I am doing some calculations on row level in Scala/Spark. I have a dataframe created using JSON below-
{"available":false,"createTime":"2016-01-08","dataValue":{"names_source":{"first_names":["abc", "def"],"last_names_id":[123,456]},"another_source_array":[{"first":"1.1","last":"ONE"}],"another_source":"TableSources","location":"GMP", "timestamp":"2018-02-11"},"deleteTime":"2016-01-08"}
You can create dataframe using this JSON directly. My schema looks like below-
root
|-- available: boolean (nullable = true)
|-- createTime: string (nullable = true)
|-- dataValue: struct (nullable = true)
| |-- another_source: string (nullable = true)
| |-- another_source_array: array (nullable = true)
| | |-- element: struct (containsNull = true)
| | | |-- first: string (nullable = true)
| | | |-- last: string (nullable = true)
| |-- location: string (nullable = true)
| |-- names_source: struct (nullable = true)
| | |-- first_names: array (nullable = true)
| | | |-- element: string (containsNull = true)
| | |-- last_names_id: array (nullable = true)
| | | |-- element: long (containsNull = true)
| |-- timestamp: string (nullable = true)
|-- deleteTime: string (nullable = true)
I am reading all columns separately with readSchema and writing with writeSchema.

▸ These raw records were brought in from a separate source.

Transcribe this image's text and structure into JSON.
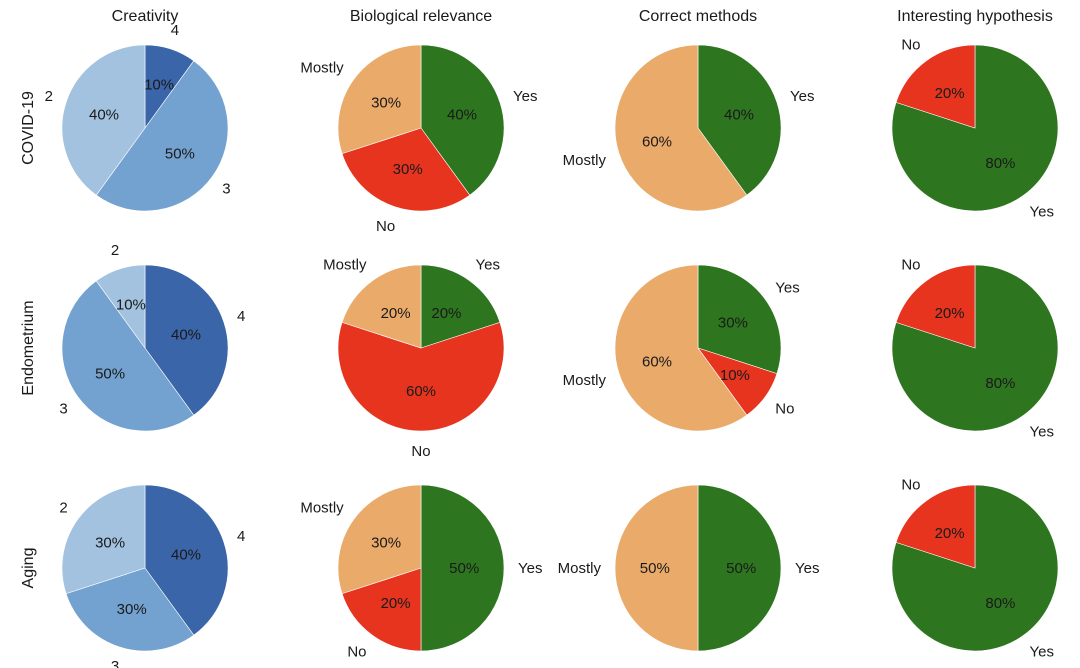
{
  "colors": {
    "Yes": "#2e7520",
    "Mostly": "#eaaa6a",
    "No": "#e7341f",
    "2": "#a3c2e0",
    "3": "#73a2d0",
    "4": "#3a65a8"
  },
  "figure": {
    "column_titles": [
      "Creativity",
      "Biological relevance",
      "Correct methods",
      "Interesting hypothesis"
    ],
    "row_labels": [
      "COVID-19",
      "Endometrium",
      "Aging"
    ]
  },
  "chart_data": [
    {
      "type": "pie",
      "row": "COVID-19",
      "title": "Creativity",
      "slices": [
        {
          "label": "4",
          "value": 10,
          "pct": "10%"
        },
        {
          "label": "3",
          "value": 50,
          "pct": "50%"
        },
        {
          "label": "2",
          "value": 40,
          "pct": "40%"
        }
      ]
    },
    {
      "type": "pie",
      "row": "COVID-19",
      "title": "Biological relevance",
      "slices": [
        {
          "label": "Yes",
          "value": 40,
          "pct": "40%"
        },
        {
          "label": "No",
          "value": 30,
          "pct": "30%"
        },
        {
          "label": "Mostly",
          "value": 30,
          "pct": "30%"
        }
      ]
    },
    {
      "type": "pie",
      "row": "COVID-19",
      "title": "Correct methods",
      "slices": [
        {
          "label": "Yes",
          "value": 40,
          "pct": "40%"
        },
        {
          "label": "Mostly",
          "value": 60,
          "pct": "60%"
        }
      ]
    },
    {
      "type": "pie",
      "row": "COVID-19",
      "title": "Interesting hypothesis",
      "slices": [
        {
          "label": "Yes",
          "value": 80,
          "pct": "80%"
        },
        {
          "label": "No",
          "value": 20,
          "pct": "20%"
        }
      ]
    },
    {
      "type": "pie",
      "row": "Endometrium",
      "title": "Creativity",
      "slices": [
        {
          "label": "4",
          "value": 40,
          "pct": "40%"
        },
        {
          "label": "3",
          "value": 50,
          "pct": "50%"
        },
        {
          "label": "2",
          "value": 10,
          "pct": "10%"
        }
      ]
    },
    {
      "type": "pie",
      "row": "Endometrium",
      "title": "Biological relevance",
      "slices": [
        {
          "label": "Yes",
          "value": 20,
          "pct": "20%"
        },
        {
          "label": "No",
          "value": 60,
          "pct": "60%"
        },
        {
          "label": "Mostly",
          "value": 20,
          "pct": "20%"
        }
      ]
    },
    {
      "type": "pie",
      "row": "Endometrium",
      "title": "Correct methods",
      "slices": [
        {
          "label": "Yes",
          "value": 30,
          "pct": "30%"
        },
        {
          "label": "No",
          "value": 10,
          "pct": "10%"
        },
        {
          "label": "Mostly",
          "value": 60,
          "pct": "60%"
        }
      ]
    },
    {
      "type": "pie",
      "row": "Endometrium",
      "title": "Interesting hypothesis",
      "slices": [
        {
          "label": "Yes",
          "value": 80,
          "pct": "80%"
        },
        {
          "label": "No",
          "value": 20,
          "pct": "20%"
        }
      ]
    },
    {
      "type": "pie",
      "row": "Aging",
      "title": "Creativity",
      "slices": [
        {
          "label": "4",
          "value": 40,
          "pct": "40%"
        },
        {
          "label": "3",
          "value": 30,
          "pct": "30%"
        },
        {
          "label": "2",
          "value": 30,
          "pct": "30%"
        }
      ]
    },
    {
      "type": "pie",
      "row": "Aging",
      "title": "Biological relevance",
      "slices": [
        {
          "label": "Yes",
          "value": 50,
          "pct": "50%"
        },
        {
          "label": "No",
          "value": 20,
          "pct": "20%"
        },
        {
          "label": "Mostly",
          "value": 30,
          "pct": "30%"
        }
      ]
    },
    {
      "type": "pie",
      "row": "Aging",
      "title": "Correct methods",
      "slices": [
        {
          "label": "Yes",
          "value": 50,
          "pct": "50%"
        },
        {
          "label": "Mostly",
          "value": 50,
          "pct": "50%"
        }
      ]
    },
    {
      "type": "pie",
      "row": "Aging",
      "title": "Interesting hypothesis",
      "slices": [
        {
          "label": "Yes",
          "value": 80,
          "pct": "80%"
        },
        {
          "label": "No",
          "value": 20,
          "pct": "20%"
        }
      ]
    }
  ]
}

Out of two complex columns, I am able to process one but not other.
Below is a part of my read schema-
.add("names_source", StructType(
StructField("first_names", ArrayType.apply(StringType)) ::
StructField("last_names_id", ArrayType.apply(DoubleType)) ::
Nil
))
.add("another_source_array", ArrayType(StructType(
StructField("first", StringType) ::
StructField("last", StringType) ::
Nil
)))
Here is a part of my write schema-
.add("names_source", StructType.apply(Seq(
StructField("first_names", StringType),
StructField("last_names_id", DoubleType))
))
.add("another_source_array", ArrayType(StructType.apply(Seq(
StructField("first", StringType),
StructField("last", StringType))
)))
In processing, I am using a method to index all columns. below is my piece of code for the function-
def myMapRedFunction(df: DataFrame, spark: SparkSession): DataFrame = {
val columnIndex = dataIndexingSchema.fieldNames.zipWithIndex.toMap
val myRDD = df.rdd
.map(row => {
Row(
row.getAs[Boolean](columnIndex("available")),
parseDate(row.getAs[String](columnIndex("create_time"))),
??I Need help here??
row.getAs[String](columnIndex("another_source")),
anotherSourceArrayFunction(row.getSeq[Row](columnIndex("another_source_array"))),
row.getAs[String](columnIndex("location")),
row.getAs[String](columnIndex("timestamp")),
parseDate(row.getAs[String](columnIndex("delete_time")))
)
}).distinct
spark.createDataFrame(myRDD, dataWriteSchema)
}
another_source_array
column is being processed by anotherSourceArrayFunction
method to make sure we get schema as per the requirements. I need a similar function to get names_source
column. Below is the function that I am using for another_source_array
column.
def anotherSourceArrayFunction(data: Seq[Row]): Seq[Row] = {
if (data == null) {
data
} else {
data.map(r => {
val first = r.getAs[String]("first").ToUpperCase()
val last = r.getAs[String]("last")
new GenericRowWithSchema(Array(first,last), StructType(
StructField("first", StringType) ::
StructField("last", StringType) ::
Nil
))
})
}
}
Probably in short, I need something like this, where I can get my names_source
column structure as a struct.
names_source:struct<first_names:array<string>,last_names_id:array<bigint>>
another_source_array:array<struct<first:string,last:string>>
Above are the column schema required finally. I am able to get another_source_array
properly and need help in names_source
. I think my write schema for this column is correct but I am not sure. But I need finally names_source:struct<first_names:array<string>,last_names_id:array<bigint>>
as column schema.
Note: I am able to get another_source_array
column carefully without any problem. I kept here that function to make it better understanding.